Les causes de la déconfiture d’Enron sont multiples et complexes ; les leçons à en tirer sont subtiles mais fondamentales :

  • « Le succès est père de l’échec ! ». Choisie l’entreprise la plus innovatrice quatre années consécutives par le magazine Fortune, son chef de la direction financière nommé « CFO » de l’année, sa direction (en particulier Skilling) encensée dans les écoles d’administration et dans les médias, Enron a créé en son sein un climat d’arrogance, d’intolérance envers les opinions divergentes, de refus de l’échec et de l’erreur. Ce phénomène n’est que trop humain (les grecs de l’antiquité lui avaient même donné un nom : « hubris »). Le conseil d’administration a un rôle critique à jouer dans de telles entreprises, rôle qu’il joue souvent très mal car ce n’est pas facile. Rien de tel que le succès pour clore le bec aux sceptiques, fouetter les tièdes, rallier les esprits chagrins. Et pourtant, durant ces époques d’euphorie, tout en applaudissant les succès de la direction, le conseil doit conserver une certaine réserve, maintenir une saine tension avec la direction.
  • L’acquiescement est un mal sournois ! Comment un conseil comme celui d’Enron, constitué pour la majeure partie de gens indépendants et compétents en arrive-t-il à avaliser facilement et rapidement des propositions de la direction, lesquelles auraient du susciter d’âpres discussions. Certes, l’auréole du succès a joué un rôle important ; mais il s’y ajoute un autre phénomène, bien connu de la plupart des PDG : les faveurs, les attentions délicates, qui font appel au sens inné de la réciprocité, à une certaine noblesse de cÅ“ur. Attention, il n’est pas question ici de corruption ou de malversation mais du phénomène culturel de l’échange et du cadeau. Kenneth Lay, à l’instar d’autres présidents, maniait brillamment ce mécanisme délicat pour obtenir l’adhésion des membres du conseil et leurs assentiments à ses propositions. Il est difficile, voire ingrat, pour un membre du conseil de faire opposition lorsque quelques jours auparavant le PDG a mis gratuitement et gracieusement à sa disposition un jet de l’entreprise pour régler une urgence médicale dans sa famille.
  • L’érosion de valeurs de loyauté et de durée chez les membres de la direction est fatale mais elle est souvent imperceptible au niveau du conseil.

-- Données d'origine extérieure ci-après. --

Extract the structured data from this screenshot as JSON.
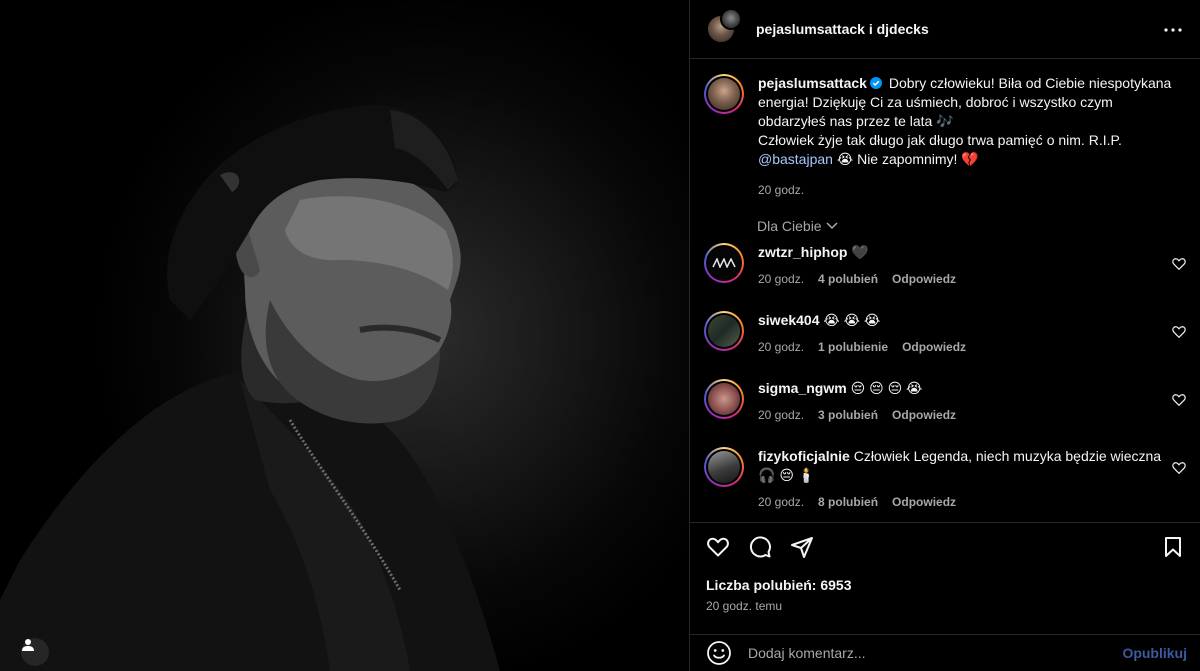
{
  "post": {
    "header_title": "pejaslumsattack i djdecks",
    "caption": {
      "username": "pejaslumsattack",
      "text_1": "Dobry człowieku! Biła od Ciebie niespotykana energia! Dziękuję Ci za uśmiech, dobroć i wszystko czym obdarzyłeś nas przez te lata",
      "emoji_1": "🎶",
      "text_2": "Człowiek żyje tak długo jak długo trwa pamięć o nim. R.I.P.",
      "mention": "@bastajpan",
      "emoji_2": "😭",
      "text_3": "Nie zapomnimy!",
      "emoji_3": "💔",
      "time": "20 godz."
    },
    "sort_label": "Dla Ciebie",
    "comments": [
      {
        "username": "zwtzr_hiphop",
        "text": "🖤",
        "time": "20 godz.",
        "likes": "4 polubień",
        "reply": "Odpowiedz"
      },
      {
        "username": "siwek404",
        "text": "😭 😭 😭",
        "time": "20 godz.",
        "likes": "1 polubienie",
        "reply": "Odpowiedz"
      },
      {
        "username": "sigma_ngwm",
        "text": "😔 😔 😔 😭",
        "time": "20 godz.",
        "likes": "3 polubień",
        "reply": "Odpowiedz"
      },
      {
        "username": "fizykoficjalnie",
        "text": "Człowiek Legenda, niech muzyka będzie wieczna",
        "text_2": "🎧 😔 🕯️",
        "time": "20 godz.",
        "likes": "8 polubień",
        "reply": "Odpowiedz"
      }
    ],
    "likes_count": "Liczba polubień: 6953",
    "posted_time": "20 godz. temu",
    "composer": {
      "placeholder": "Dodaj komentarz...",
      "publish": "Opublikuj"
    }
  },
  "icons": {
    "more": "more-horizontal-icon",
    "verified": "verified-badge-icon",
    "chevron": "chevron-down-icon",
    "like": "heart-outline-icon",
    "comment": "comment-bubble-icon",
    "share": "paper-plane-icon",
    "save": "bookmark-icon",
    "emoji": "smiley-icon",
    "user": "person-icon"
  },
  "colors": {
    "background": "#000000",
    "secondary_text": "#a8a8a8",
    "verified": "#0095f6",
    "divider": "#262626"
  }
}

Le conseil est le dernier à savoir, et habituellement trop tard, que l’entreprise a changé radicalement, qu’elle a résilié l’ancien contrat psychologique fait de loyauté réciproque, de sécurité d’emploi, de promotion interne exclusive ; le nouveau contrat est plus conforme aux lois du marchés ; il comporte entre autres une forte rémunération variable. Or selon la forme et l’ampleur qu’elle prend, la rémunération variable peut devenir un puissant acide qui agit directement sur les valeurs des dirigeants. Le conseil d’Enron a approuvé des programmes de rémunération, lesquels donnaient une quasi-assurance de comportements déviants et ont fait en sorte que le conseil ne puisse plus avoir l’heure juste de la direction.

Cette combinaison d’arrogance, d’âpreté au gain et de complaisance du conseil a joué un rôle critique dans trois décisions qui ont scellé le sort d’Enron :

  • L’autorisation par le conseil de faire une exception au code d’éthique de l’entreprise afin de permettre à son chef de la direction financière de gérer une société d’investissement créée pour faire affaires avec Enron ;
  • La nomination de Skilling comme chef de l’exploitation puis chef de la direction sur la seule recommandation de Kenneth Lay ; un autre candidat, Rich Kinder, supérieur en expérience et en compétence, fut jugé inadéquat par Lay, au chapitre de la « vision ». Kinder fonda sa société Kinder, Morgan Energy, laquelle connaît un grand succès commercial et financier;
  • La nomination de Fastow comme chef de la direction financière après une brève démarche de recrutement externe. Fastow n’avait ni la compétence, ni les valeurs pour assumer un tel poste ; pourtant le conseil accepta la recommandation de Skilling sans aucune discussion ni dissension.

Changez ces trois décisions et le fiasco Enron aurait pu ne pas se produire. La bonne gouvernance par les conseils s’exerce dans ces quelques moments décisifs mettant à l’épreuve la vigilance et la fermeté des administrateurs.